Leading conservation organisations have revealed through a freedom of information (FOI) request that the former Abbott federal government gave the green light to a NSW biodiversity offsetting policy, despite it not meeting federal environmental standards.
The federal government is still considering whether to change the Environmental Protection and Biodiversity Conservation Act (EPBC) 1999 to hand environmental responsibilities to state governments.
The groups describe the proposal as ‘part of the Abbott government’s attack on common-sense environmental protections’ and are calling on prime minister Turnbull to abandon it.
It will now be up to the new PM to decide whether to pursue the Abbott proposal or retain the EPBC as introduced by former Liberal prime minister John Howard in 1999.
Glen Klatovsky, director of the Places You Love Alliance said, ‘the federal government has a crucial role to play in protecting our environment for all Australians.’
‘In work we commissioned, the state and territory governments are a million miles from meeting the federal standards. The papers we have received through FOI on the NSW offsets policy further demonstrate why handing environmental decisions to the states will compromise our environment and create an eight-stop-shop debacle for business,’ Mr Klatovsky said.
Kate Smolski, CEO of the Nature Conservation Council of NSW said, ‘state governments are too often beholden to the mining and developer lobby, making a mockery of our state environmental policies. The offsetting policy is a perfect example of why strong federal oversight is vital.
‘The NSW Biodiversity Policy for Major Projects fails to meet several key standards of the Commonwealth Environmental Offsets Policy and yet under the “one-stop-shop” agreement it was given the green light.
‘As Australians, we love our natural environment, we expect the commonwealth to play a lead role in their protection, not handball responsibility to state governments,’ Ms Smolski said.
The documents released through Freedom of Information laws identify several areas of where the NSW Biodiversity Policy for Major Projects fails to meet the standards set out in the Commonwealth Environmental Offsets Policy, these are:
– Enabling mine rehabilitation projects to be considered as a biodiversity offset even though mine sites are already required to be rehabilitated leading to double-dipping;
– Enabling carbon offsets to be considered as a biodiversity offset;
– Relaxing like for like provisions for certain threatened ecosystems;
– Allowing smaller areas to be used as an offset for our most threatened species and ecological communities.

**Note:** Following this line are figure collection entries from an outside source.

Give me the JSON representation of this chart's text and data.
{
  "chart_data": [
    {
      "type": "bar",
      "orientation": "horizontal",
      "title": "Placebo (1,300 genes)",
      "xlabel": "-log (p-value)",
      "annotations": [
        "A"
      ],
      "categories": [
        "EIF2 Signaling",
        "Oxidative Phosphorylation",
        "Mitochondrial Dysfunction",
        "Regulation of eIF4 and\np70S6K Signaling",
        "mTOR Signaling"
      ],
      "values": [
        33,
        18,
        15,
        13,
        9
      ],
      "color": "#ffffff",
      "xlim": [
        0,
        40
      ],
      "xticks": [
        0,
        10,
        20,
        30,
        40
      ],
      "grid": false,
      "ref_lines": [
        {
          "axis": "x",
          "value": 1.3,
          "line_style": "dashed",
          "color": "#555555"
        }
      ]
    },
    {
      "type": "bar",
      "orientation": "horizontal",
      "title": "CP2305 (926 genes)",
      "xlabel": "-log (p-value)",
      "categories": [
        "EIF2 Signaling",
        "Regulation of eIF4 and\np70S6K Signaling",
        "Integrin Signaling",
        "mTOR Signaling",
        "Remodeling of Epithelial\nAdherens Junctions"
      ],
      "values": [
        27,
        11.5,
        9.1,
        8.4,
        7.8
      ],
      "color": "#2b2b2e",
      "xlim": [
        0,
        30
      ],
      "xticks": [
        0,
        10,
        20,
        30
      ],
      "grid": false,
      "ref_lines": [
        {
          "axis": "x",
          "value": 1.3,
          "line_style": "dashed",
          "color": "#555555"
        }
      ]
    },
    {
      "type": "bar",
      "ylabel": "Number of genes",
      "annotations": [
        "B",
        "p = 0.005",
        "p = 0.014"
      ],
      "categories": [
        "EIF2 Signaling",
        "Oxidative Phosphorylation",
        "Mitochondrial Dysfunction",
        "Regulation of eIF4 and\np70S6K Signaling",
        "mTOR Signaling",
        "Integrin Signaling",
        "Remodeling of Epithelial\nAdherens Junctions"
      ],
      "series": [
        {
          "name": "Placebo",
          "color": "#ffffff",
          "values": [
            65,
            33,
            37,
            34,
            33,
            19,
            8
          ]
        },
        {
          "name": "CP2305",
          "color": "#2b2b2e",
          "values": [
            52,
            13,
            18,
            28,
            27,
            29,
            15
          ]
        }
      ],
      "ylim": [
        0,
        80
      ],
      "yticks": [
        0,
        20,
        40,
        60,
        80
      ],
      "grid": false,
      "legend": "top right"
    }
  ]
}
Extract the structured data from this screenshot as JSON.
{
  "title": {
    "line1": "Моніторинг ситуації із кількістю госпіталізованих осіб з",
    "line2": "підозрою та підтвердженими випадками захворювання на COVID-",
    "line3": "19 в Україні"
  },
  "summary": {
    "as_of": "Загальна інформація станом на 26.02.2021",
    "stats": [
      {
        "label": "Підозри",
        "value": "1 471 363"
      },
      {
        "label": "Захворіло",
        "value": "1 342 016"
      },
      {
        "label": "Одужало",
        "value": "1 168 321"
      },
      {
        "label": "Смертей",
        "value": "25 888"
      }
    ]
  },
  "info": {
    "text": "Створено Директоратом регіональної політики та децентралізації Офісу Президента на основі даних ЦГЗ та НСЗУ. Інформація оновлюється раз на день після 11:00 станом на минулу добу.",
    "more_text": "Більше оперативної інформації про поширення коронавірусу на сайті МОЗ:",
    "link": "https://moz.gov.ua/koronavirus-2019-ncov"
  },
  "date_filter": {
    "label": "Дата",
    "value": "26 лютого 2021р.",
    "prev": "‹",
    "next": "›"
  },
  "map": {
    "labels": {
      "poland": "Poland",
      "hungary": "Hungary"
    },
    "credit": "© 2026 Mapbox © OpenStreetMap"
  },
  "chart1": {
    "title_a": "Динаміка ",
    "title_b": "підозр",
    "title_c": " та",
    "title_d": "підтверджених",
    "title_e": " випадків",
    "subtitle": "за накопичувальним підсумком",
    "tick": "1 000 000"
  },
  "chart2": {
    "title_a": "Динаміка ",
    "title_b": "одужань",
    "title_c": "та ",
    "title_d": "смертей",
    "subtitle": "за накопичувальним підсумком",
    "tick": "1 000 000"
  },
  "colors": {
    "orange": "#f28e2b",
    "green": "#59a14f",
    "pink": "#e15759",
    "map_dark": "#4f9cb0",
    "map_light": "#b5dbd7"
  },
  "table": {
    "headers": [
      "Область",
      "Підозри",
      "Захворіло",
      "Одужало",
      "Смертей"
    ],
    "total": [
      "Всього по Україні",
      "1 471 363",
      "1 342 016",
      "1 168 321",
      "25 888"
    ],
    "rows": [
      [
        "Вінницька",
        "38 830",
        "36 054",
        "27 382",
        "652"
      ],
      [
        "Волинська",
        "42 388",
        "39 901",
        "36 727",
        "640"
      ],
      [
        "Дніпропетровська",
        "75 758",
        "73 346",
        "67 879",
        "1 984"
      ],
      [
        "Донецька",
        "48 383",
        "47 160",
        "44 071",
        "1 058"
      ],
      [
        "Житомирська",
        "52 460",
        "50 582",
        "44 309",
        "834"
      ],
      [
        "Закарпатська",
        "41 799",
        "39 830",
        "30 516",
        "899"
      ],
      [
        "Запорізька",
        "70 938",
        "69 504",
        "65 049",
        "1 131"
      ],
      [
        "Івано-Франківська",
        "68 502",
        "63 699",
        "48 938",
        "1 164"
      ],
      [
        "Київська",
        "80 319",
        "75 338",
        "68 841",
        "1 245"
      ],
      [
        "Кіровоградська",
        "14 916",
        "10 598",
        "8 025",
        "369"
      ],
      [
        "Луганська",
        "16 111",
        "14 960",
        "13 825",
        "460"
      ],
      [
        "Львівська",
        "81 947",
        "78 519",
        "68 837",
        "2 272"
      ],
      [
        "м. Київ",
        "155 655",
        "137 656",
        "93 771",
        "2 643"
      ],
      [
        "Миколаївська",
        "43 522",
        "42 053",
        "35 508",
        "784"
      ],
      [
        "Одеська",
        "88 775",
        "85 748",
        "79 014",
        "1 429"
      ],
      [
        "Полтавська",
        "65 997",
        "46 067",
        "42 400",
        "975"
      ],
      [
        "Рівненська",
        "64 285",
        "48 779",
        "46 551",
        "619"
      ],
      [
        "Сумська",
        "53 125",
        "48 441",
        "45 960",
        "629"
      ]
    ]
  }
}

‘Our national environment law protects land, water resources, biodiversity and iconic natural features like the Great Barrier Reef and native forests that Australians love. This law also protects our unique and endangered wildlife that call these places home,’ Mr Klatovsky said.
‘We ask that prime minister Turnbull support keeping federal oversight of threatened species and special natural places so that the community can be reassured our environment is properly protected, as most Australians expect,’ he concluded.
An assessment of the adequacy of threatened species and planning laws, commissioned in 2014 found that no state or territory law currently meets all the core requirements of best practice threatened species legislation.